The overall outlook appears cautiously improving but still carries meaningful uncertainty. Recent financial performance suggests that the worst of the restructuring and impairment phase may be behind the company, with revenue growth, better margins, and solid cash generation providing a base for further de-risking of the balance sheet.
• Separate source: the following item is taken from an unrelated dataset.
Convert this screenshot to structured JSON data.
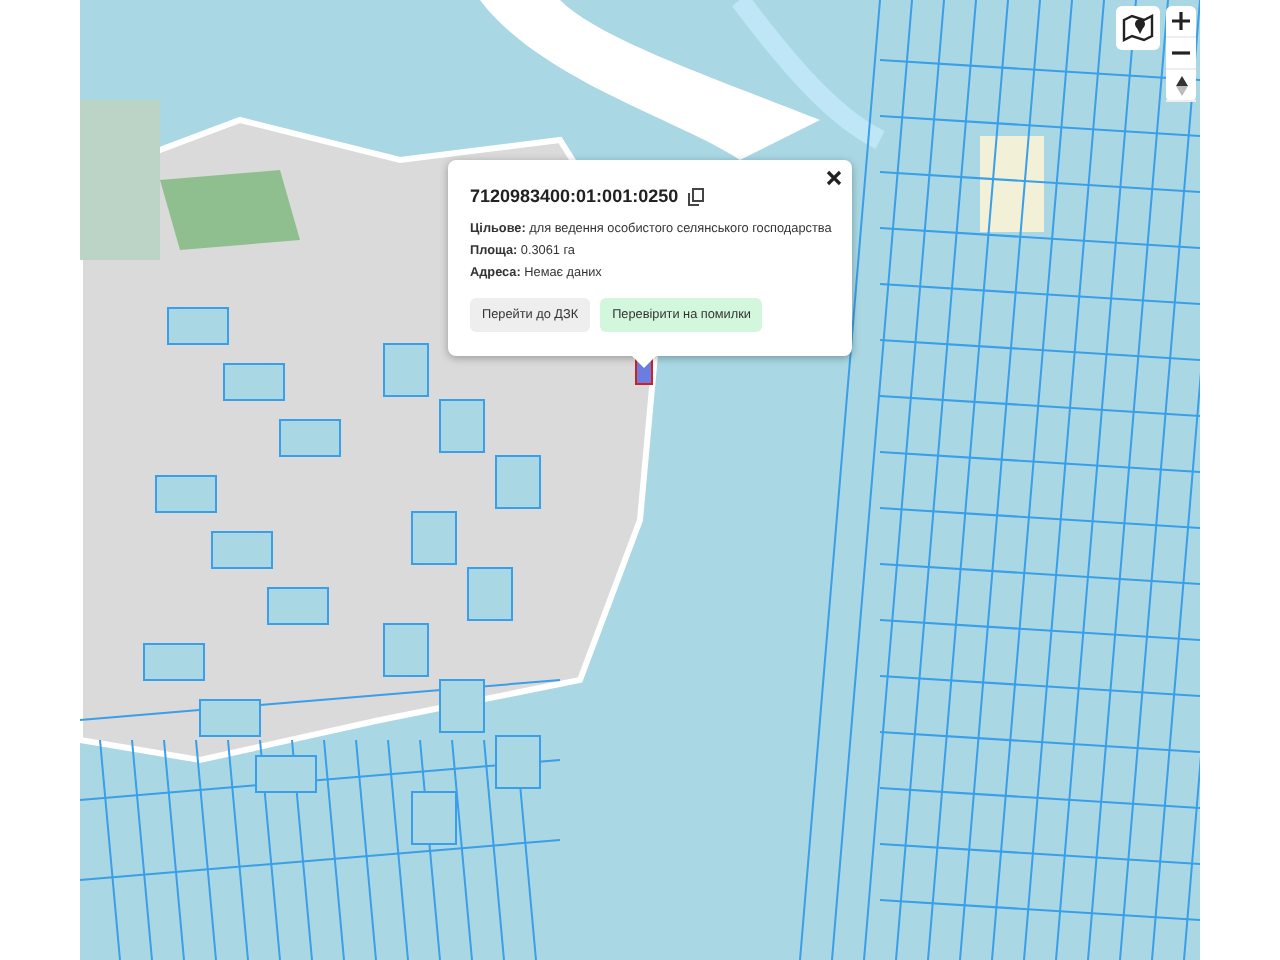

At the same time, the next stage of the story will depend on Teva’s ability to sustain operational improvements, continue deleveraging, and successfully commercialize its pipeline of innovative and complex products. If these elements come together, the business profile could gradually shift toward more stable and higher-quality earnings, but setbacks in any of these areas could slow or reverse that progress.